Florida does not have a single statutory seller's disclosure form. Instead, the seller's duty to disclose comes from a combination of (1) the Florida Supreme Court's decision in Johnson v. Davis, 480 So. 2d 625 (Fla. 1985), which imposes a common-law duty to disclose latent material defects, and (2) specific statutory disclosures the Legislature has added piecemeal — radon gas (§404.056(5)), coastal erosion (§161.57), property taxes (§689.261), flood history (§689.302, the FD-1 form effective 2024), and homeowner/condo association membership (§720.401, §718.503). Under Johnson v. Davis, a residential seller must disclose any fact that (1) the seller actually knows, (2) materially affects the value of the property, (3) is not readily observable, and (4) is not known to the buyer. The duty applies even to "as is" sales — Rayner v. Wise Realty Co. of Tallahassee made that explicit. By statute (§689.25), Florida sellers and their agents are not required to disclose that a property was the site of a homicide, suicide, or death, or that an occupant had HIV or AIDS — but if the buyer directly asks, the answer must be truthful.

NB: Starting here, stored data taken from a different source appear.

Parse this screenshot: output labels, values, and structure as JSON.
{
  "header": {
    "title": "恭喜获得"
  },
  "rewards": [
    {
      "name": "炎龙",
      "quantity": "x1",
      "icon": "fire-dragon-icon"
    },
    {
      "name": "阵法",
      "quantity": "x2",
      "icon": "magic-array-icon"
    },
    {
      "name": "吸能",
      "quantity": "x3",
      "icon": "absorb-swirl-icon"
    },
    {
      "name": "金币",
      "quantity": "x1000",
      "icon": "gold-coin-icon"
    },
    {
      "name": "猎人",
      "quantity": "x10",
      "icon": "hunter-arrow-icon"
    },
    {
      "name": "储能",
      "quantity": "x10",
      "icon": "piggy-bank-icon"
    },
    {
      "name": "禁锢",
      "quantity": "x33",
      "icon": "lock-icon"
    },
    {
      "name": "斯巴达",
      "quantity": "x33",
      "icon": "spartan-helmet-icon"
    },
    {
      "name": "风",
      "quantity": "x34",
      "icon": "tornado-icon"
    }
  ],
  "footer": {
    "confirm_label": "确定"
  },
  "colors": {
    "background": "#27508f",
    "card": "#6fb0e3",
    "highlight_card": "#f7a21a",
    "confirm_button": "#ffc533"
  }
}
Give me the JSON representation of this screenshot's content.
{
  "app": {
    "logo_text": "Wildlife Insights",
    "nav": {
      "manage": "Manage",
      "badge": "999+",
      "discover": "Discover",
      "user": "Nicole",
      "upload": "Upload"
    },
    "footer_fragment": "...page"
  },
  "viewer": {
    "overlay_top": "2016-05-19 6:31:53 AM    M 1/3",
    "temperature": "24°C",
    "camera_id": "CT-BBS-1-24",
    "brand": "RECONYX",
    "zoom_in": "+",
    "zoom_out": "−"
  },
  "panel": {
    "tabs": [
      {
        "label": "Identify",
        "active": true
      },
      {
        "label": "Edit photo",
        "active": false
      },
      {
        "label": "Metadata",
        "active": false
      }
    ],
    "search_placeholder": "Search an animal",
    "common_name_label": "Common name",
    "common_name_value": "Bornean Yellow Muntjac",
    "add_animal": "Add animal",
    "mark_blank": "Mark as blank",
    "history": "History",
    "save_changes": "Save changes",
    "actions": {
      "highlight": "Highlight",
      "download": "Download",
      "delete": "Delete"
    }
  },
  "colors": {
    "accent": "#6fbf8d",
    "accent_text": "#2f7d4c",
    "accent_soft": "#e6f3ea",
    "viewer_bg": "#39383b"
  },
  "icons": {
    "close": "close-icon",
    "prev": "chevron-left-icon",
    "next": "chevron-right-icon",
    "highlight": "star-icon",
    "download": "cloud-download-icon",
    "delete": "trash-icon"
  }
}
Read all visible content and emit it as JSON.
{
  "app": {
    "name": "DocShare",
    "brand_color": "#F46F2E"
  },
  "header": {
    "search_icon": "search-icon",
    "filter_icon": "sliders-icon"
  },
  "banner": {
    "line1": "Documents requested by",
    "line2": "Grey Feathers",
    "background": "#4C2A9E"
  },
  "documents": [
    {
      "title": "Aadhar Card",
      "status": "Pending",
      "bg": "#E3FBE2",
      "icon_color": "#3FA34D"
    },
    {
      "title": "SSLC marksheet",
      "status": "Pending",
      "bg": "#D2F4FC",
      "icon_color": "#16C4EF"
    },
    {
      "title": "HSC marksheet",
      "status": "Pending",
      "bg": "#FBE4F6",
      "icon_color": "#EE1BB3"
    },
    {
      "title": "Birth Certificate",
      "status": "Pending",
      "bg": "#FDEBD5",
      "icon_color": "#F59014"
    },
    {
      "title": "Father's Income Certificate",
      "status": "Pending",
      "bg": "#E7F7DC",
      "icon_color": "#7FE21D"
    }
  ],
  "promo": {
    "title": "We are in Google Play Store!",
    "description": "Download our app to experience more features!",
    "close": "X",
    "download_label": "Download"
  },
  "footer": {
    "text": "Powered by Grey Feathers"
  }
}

The Johnson v. Davis Standard

Before 1985, Florida applied the traditional rule of caveat emptor — "buyer beware" — in residential real estate transactions. A seller who knew about a defect generally had no affirmative duty to volunteer that information; the buyer was expected to inspect and ask questions. That changed when the Florida Supreme Court decided Johnson v. Davis, 480 So. 2d 625 (Fla. 1985). The case involved a home with a leaking roof that the sellers knew about but did not disclose to the buyers. The Court abandoned caveat emptor for residential transactions and announced a new rule: "Where the seller of a home knows of facts materially affecting the value of the property which are not readily observable and are not known to the buyer, the seller is under a duty to disclose them to the buyer."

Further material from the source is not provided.